Intanto le nostre case sono punti di riferimento, luoghi di vera fraternità, di vera accoglienza, dove i sacerdoti diocesani e anche religiosi si sentono accolti. Io ho vissuto molti anni a Collevalenza e ho potuto constatare quanti sacerdoti sono passati tra noi, forse migliaia. Essi si sono sentiti accolti, si sono riconciliati spiritualmente e materialmente. La Madre Speranza a Collevalenza ha voluto pure un centro di accoglienza per i sacerdoti anziani e non completamente autonomi. Altrove le nostre Comunità cercano di realizzare case di accoglienza secondo le necessità delle singole diocesi, il nostro lavoro infatti si inserisce nella pastorale diocesana; spesso non si possono fare grandi cose come a Collevalenza, ma lo spirito è sempre lo stesso. La Comunità del Santuario ha fatto un grande lavoro di aggiornamento teologico, sia nei primi anni del Concilio sia successivamente ed ha sempre cercato di essere al passo con i tempi, inserendosi nelle linee pastorali tracciate dalla Chiesa italiana. Da anni ormai Collevalenza è un centro di incontro non solo per i sacerdoti, ma anche per i Vescovi di tutta Italia, che vi convengono per discutere le attività e i documenti pastorali più significativi. Certo, l'atmosfera di Collevalenza ormai è unica; la venuta del Santo Padre, le riunioni dell'Episcopato italiano e l'intenso lavoro con i sacerdoti ne hanno fatto un luogo speciale in Italia.

Presso il Santuario dell'Amore Misericordioso, dove si avverte ancora la presenza viva della Madre, i sacerdoti si accorgono di trovarsi in un luogo privilegiato. Ma si cerca di lavorare bene anche nelle altre case della nostra Congregazione. A Perugia, ad esempio, accogliamo moltissimi sacerdoti di ogni parte del mondo che si fermano con noi per alcuni mesi, il tempo per imparare un po' di italiano presso l'Università per stranieri. Con noi convivono anche l'Arcivescovo di Perugia e il Vescovo emerito di Città di Castello. La nostra Comunità religiosa cerca di dare l'esempio nella preghiera e nel lavoro. I sacerdoti di passaggio mostrano di apprezzare i nostri sforzi. Mi è capitato di sentire un sacerdote polacco che, parlando al telefono con un connazionale, diceva di trovarsi bene, esattamente come in famiglia.
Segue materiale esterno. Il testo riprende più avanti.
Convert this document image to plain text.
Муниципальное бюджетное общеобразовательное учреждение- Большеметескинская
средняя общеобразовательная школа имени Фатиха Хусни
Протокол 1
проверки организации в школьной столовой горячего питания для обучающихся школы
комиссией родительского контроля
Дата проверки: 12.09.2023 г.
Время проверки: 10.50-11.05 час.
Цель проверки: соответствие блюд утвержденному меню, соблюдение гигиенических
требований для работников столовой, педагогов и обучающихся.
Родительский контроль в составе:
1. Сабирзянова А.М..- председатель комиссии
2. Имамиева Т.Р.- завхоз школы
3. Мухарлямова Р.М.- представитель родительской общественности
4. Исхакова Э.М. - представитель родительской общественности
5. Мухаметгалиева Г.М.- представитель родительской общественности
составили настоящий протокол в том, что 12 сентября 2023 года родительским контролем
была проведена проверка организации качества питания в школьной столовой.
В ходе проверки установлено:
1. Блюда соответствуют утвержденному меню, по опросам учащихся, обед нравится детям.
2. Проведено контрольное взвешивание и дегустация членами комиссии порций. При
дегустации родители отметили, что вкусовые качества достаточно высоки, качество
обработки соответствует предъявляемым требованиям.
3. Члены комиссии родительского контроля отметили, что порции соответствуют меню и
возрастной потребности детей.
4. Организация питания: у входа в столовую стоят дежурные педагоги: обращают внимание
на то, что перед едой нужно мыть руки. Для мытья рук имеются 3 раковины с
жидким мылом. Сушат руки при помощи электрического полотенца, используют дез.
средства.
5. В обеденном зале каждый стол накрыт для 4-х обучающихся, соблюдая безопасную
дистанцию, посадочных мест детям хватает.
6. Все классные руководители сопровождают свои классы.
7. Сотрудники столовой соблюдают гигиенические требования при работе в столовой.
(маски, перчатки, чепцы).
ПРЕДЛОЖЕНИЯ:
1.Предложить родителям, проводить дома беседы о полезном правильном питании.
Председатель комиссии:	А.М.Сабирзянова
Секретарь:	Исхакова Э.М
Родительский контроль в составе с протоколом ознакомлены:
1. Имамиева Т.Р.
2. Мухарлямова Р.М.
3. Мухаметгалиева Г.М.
Credo che questo sia ciò che la Madre voleva per i sacerdoti, attraverso di noi, non per carità, ma per giustizia.

Questo ritengo sia il nostro fine principale, la nostra via di santificazione: fare comunità con i sacerdoti, secondo l'insegnamento del Concilio e dei nostri Vescovi.

 

 

Grazie a padre Ignazi che ci ha fatto conoscere in maniera concreta alcuni esempi di vita comune con i sacerdoti, come egli ha detto per la carità di tutti.